Rheahal jumped on one of the stones and lifted Barameya up as if she weighed nothing. From up here, she could have a closer look at the remains of the palace and walk through the ruins of old. She was thankful for the moon’s light. There were intricate carvings that depicted wolves, women, and men. Some of them were transforming, others, wolves, and people, danced beneath the moonlight.

‘I wonder what their transformations felt like,’ Rheahal said. ‘I wonder if they hurt or felt magical.’

‘I am certain they felt good,’ Barameya said. ‘Tingling and magical. The way I transform.’

They continued walking through the ruins and reached a place that must have been a hall. Columns stood left and right, and in the front was an archway that was still intact. There, Barameya saw a light she recognised. It wasn’t moonlight, though. It was light sparkling in many different colours. Gemstones, like the ones Barameya had found in the caves so long ago, were set in the archway, decorating the stone like they decorated the lakemaid palace.

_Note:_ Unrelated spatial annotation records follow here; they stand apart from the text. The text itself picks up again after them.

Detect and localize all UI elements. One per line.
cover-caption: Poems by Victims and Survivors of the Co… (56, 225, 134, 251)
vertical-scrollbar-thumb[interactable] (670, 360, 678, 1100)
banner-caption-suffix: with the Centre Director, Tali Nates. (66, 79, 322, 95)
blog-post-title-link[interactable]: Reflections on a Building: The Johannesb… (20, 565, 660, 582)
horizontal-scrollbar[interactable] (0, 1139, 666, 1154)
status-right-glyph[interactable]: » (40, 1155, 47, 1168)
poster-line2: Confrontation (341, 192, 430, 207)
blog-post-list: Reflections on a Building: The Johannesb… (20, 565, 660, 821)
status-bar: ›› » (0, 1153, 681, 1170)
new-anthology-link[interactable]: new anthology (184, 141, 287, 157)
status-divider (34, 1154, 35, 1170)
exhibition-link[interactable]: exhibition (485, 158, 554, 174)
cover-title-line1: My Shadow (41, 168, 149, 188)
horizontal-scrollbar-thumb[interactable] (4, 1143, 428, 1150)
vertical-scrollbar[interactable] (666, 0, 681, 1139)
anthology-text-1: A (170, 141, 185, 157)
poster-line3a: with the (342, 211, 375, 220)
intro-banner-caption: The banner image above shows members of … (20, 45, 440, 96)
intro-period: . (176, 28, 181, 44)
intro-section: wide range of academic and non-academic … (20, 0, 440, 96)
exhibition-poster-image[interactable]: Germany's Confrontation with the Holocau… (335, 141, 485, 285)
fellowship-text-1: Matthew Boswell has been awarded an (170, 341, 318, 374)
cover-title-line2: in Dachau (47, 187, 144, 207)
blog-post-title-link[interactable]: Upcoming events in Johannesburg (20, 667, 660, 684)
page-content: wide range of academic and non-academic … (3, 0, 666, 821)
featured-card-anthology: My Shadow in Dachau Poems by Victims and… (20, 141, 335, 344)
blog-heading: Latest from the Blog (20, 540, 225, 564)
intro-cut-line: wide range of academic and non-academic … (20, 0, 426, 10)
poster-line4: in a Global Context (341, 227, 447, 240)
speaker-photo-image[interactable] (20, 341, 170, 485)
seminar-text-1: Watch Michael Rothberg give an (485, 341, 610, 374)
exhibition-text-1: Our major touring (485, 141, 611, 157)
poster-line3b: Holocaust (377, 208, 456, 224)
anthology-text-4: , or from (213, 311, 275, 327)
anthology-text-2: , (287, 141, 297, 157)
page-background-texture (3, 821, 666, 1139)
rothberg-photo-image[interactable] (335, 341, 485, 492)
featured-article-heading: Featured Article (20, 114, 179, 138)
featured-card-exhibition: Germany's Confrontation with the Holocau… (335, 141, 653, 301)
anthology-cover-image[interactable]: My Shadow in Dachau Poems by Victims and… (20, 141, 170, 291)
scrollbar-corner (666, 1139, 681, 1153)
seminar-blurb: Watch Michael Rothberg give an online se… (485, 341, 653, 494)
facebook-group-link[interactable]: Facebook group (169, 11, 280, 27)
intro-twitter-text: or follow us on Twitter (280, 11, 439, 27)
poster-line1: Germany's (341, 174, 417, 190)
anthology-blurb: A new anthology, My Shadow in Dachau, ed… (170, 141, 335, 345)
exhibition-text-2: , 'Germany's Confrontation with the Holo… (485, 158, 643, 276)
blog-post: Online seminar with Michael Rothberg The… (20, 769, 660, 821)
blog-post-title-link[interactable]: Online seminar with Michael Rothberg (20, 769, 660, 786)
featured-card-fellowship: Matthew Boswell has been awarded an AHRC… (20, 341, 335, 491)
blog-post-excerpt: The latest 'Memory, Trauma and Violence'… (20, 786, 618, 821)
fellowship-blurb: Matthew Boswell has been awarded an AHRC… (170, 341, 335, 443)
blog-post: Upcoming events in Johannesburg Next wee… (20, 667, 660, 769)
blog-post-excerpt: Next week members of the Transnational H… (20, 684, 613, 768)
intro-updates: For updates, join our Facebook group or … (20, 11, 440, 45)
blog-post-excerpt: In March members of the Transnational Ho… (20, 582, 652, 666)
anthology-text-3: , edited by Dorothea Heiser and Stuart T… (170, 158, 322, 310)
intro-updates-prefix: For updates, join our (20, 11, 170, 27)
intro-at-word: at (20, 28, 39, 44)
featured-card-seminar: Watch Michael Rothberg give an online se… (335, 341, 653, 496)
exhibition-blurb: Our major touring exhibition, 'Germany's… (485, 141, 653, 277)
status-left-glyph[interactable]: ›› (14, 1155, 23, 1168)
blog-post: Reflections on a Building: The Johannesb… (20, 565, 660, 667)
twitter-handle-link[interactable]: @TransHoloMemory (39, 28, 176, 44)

‘They shine like our stones,’ Barameya breathed excitedly.

She looked at them. They were sapphire, ruby, and emerald. A yellow stone was there as well, shining like the rising sun. There were empty sockets in the archway next to the stones. There must have been other ones too. But they must have disappeared long ago, probably around the same time when the beauty of this palace was broken.

‘So, that means that the lakemaids and the wolfmoon kingdom have something else in common except their love for moonlight,’ Barameya said.

She wasn’t sure if this discovery was important but it was peculiar. They were so different, yet, when it came to light, they shared so much.

‘I completely forgot that they were here,’ Rheahal said, and embraced Barameya from behind.

He pulled her close. She enjoyed the warmth on her back.

‘We must have found them thousands of years ago in similar caves, where you found yours.’

‘That’s very likely,’ Barameya whispered, not taking her eyes off the gemstones.

They fascinated her just as much as the ones she found in the cave. And somehow a new feeling has risen inside of her. As if she had forgotten something. Something she tried to remember but could not recall.

She only stopped thinking about this strange sensation when she felt gentle kisses along her neck until Rheahal’s beard tickled her ear. She turned around and wrapped her arms around Rheahal. She could feel his passion rising. She knew they couldn’t talk about wolves, transformations, gemstones, and lakemaids any longer. He wanted her, and she wanted him.

Once again, it felt as if Barameya and Rheahal created their own light within their hearts, pouring into each other, feeling so much more than light itself. Only once, when Rheahal held Barameya in her arms, kissing her neck, did she look up and saw the gemstones in the archway. They appeared to glow brighter, as if they could sense their love and passion. They were so much more beautiful than before. Blue, red, green, and yellow, shimmering like the colours of a rainbow. Barameya closed her eyes and lost herself in Rheahal’s embrace. But something in the back of her mind was lit up just like the gemstones, something like the beginning of solving a riddle.

When they were both exhausted, they lay on the ruins covered with moss, and above them stood the archway, a silent remnant of the past. It was completely quiet. It seemed as if the entire world was asleep except for the two lovers.

Rheahal rose abruptly. Barameya had heard it too. A twig breaking. Leaves rustling. Someone was moving towards the ruins.

‘Who is it?’ Barameya asked.

She looked at Rheahal. His grey eyes penetrated the thickness of the dark forest. He could see something she could not.